If the demand curve for an individual firm is perfectly elastic, then we can say:
Multiple Choice
A: The firm has no market pricing power. B: The firm is in a state of perfect competition. C: It can produce as little or as much as it wants and it sells products at the same price. D: All of the statements above are true.
The correct answer and explanation is:
The correct answer is D: All of the statements above are true.
When a firm’s demand curve is perfectly elastic, it means that the firm can sell any quantity of output at a given price, but it cannot charge a price higher than that level. The demand curve in this case is a horizontal line, reflecting the fact that the firm is a price taker.
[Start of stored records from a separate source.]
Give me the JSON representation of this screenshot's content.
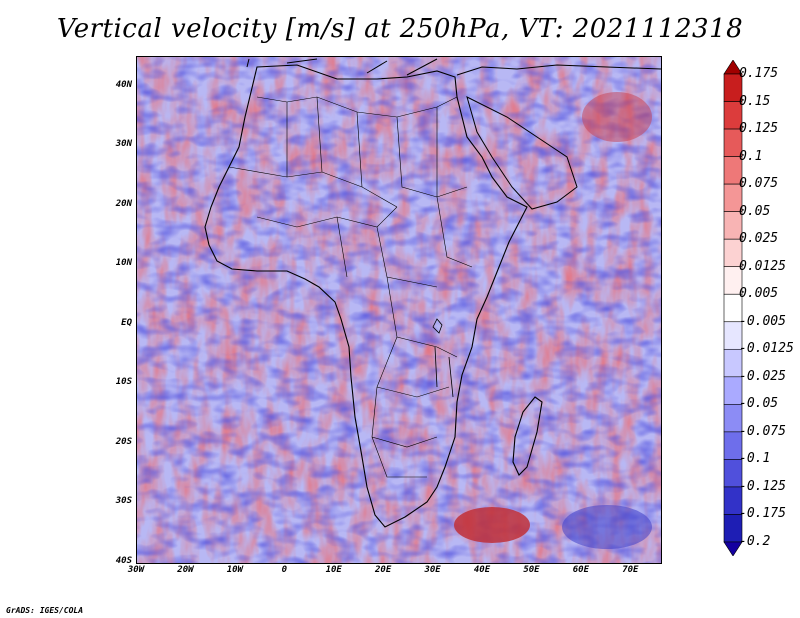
{
  "title": "Vertical velocity [m/s] at 250hPa, VT: 2021112318",
  "credit": "GrADS: IGES/COLA",
  "map": {
    "lon_range": [
      -30,
      76
    ],
    "lat_range": [
      -40,
      45
    ],
    "lat_ticks": [
      {
        "value": 40,
        "label": "40N"
      },
      {
        "value": 30,
        "label": "30N"
      },
      {
        "value": 20,
        "label": "20N"
      },
      {
        "value": 10,
        "label": "10N"
      },
      {
        "value": 0,
        "label": "EQ"
      },
      {
        "value": -10,
        "label": "10S"
      },
      {
        "value": -20,
        "label": "20S"
      },
      {
        "value": -30,
        "label": "30S"
      },
      {
        "value": -40,
        "label": "40S"
      }
    ],
    "lon_ticks": [
      {
        "value": -30,
        "label": "30W"
      },
      {
        "value": -20,
        "label": "20W"
      },
      {
        "value": -10,
        "label": "10W"
      },
      {
        "value": 0,
        "label": "0"
      },
      {
        "value": 10,
        "label": "10E"
      },
      {
        "value": 20,
        "label": "20E"
      },
      {
        "value": 30,
        "label": "30E"
      },
      {
        "value": 40,
        "label": "40E"
      },
      {
        "value": 50,
        "label": "50E"
      },
      {
        "value": 60,
        "label": "60E"
      },
      {
        "value": 70,
        "label": "70E"
      }
    ]
  },
  "colorbar": {
    "labels": [
      "0.175",
      "0.15",
      "0.125",
      "0.1",
      "0.075",
      "0.05",
      "0.025",
      "0.0125",
      "0.005",
      "-0.005",
      "-0.0125",
      "-0.025",
      "-0.05",
      "-0.075",
      "-0.1",
      "-0.125",
      "-0.175",
      "-0.2"
    ],
    "colors": [
      "#a00000",
      "#c81e1e",
      "#dc3c3c",
      "#e65a5a",
      "#ee7878",
      "#f49696",
      "#f8b4b4",
      "#fcd2d2",
      "#fff0f0",
      "#ffffff",
      "#e6e6ff",
      "#c8c8ff",
      "#aaaaff",
      "#8c8cf5",
      "#6e6eeb",
      "#5050dc",
      "#3232c8",
      "#1e1eb4",
      "#1400a0"
    ]
  }
}
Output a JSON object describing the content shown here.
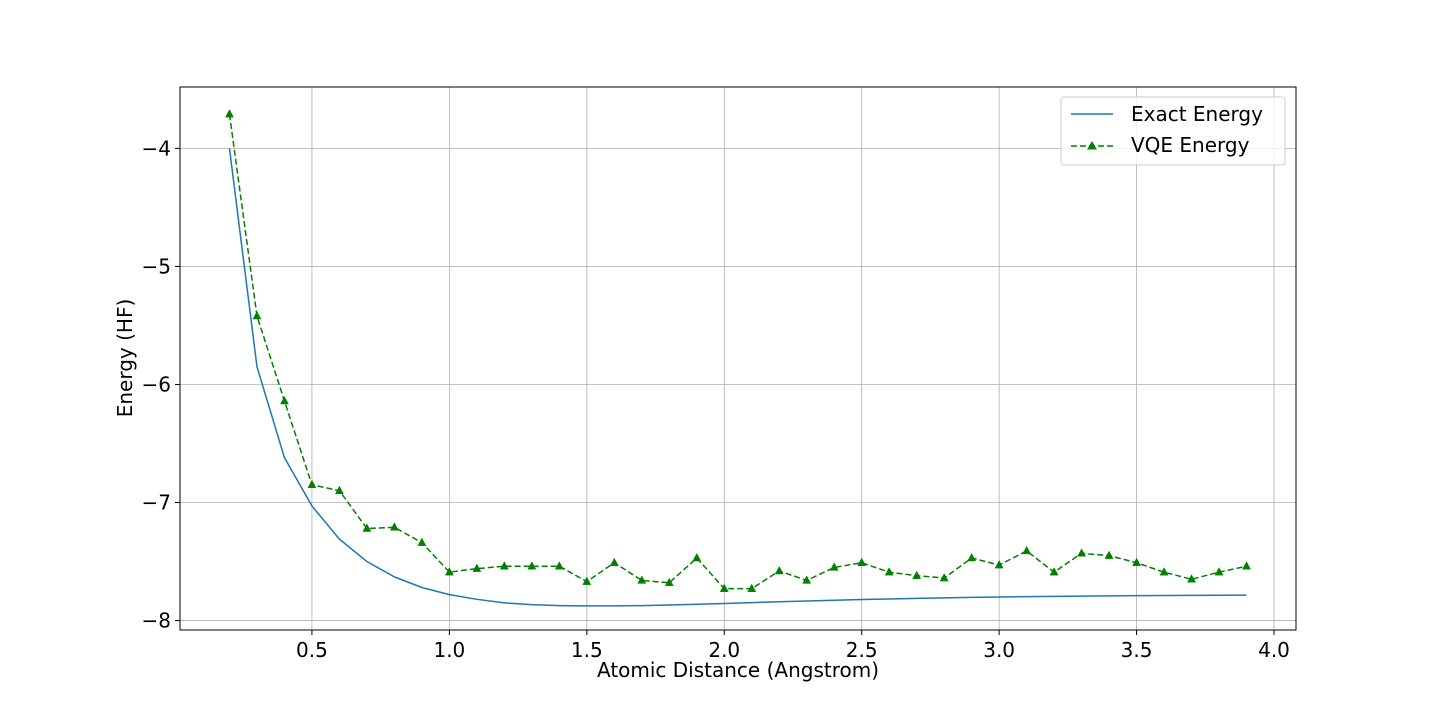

This characteristic can be broken down into several key implications:
- A: The firm has no market pricing power: Since the firm is a price taker in a perfectly elastic market, it has no control over the price at which it sells its goods. The firm must accept the prevailing market price and cannot increase the price without losing all its customers.
- B: The firm is in a state of perfect competition: Perfect competition is defined by several criteria, one of which is that firms sell identical products, and there are many firms in the market. In such a market, the demand curve for an individual firm is perfectly elastic because each firm’s product is indistinguishable from the others. No firm can charge more than the market price, leading to a horizontal demand curve.
- C: It can produce as little or as much as it wants and it sells products at the same price: In a perfectly competitive market, the firm can decide how much to produce, but no matter how much it produces, it will sell its goods at the market price. The key point here is that the price remains constant regardless of the quantity supplied by the firm, reflecting the perfect elasticity of demand for its product.
These conditions align with the principles of perfect competition, where numerous firms produce homogeneous products, and no firm has the ability to influence the market price. Therefore, D is correct, as all statements accurately describe the implications of a perfectly elastic demand curve for a firm.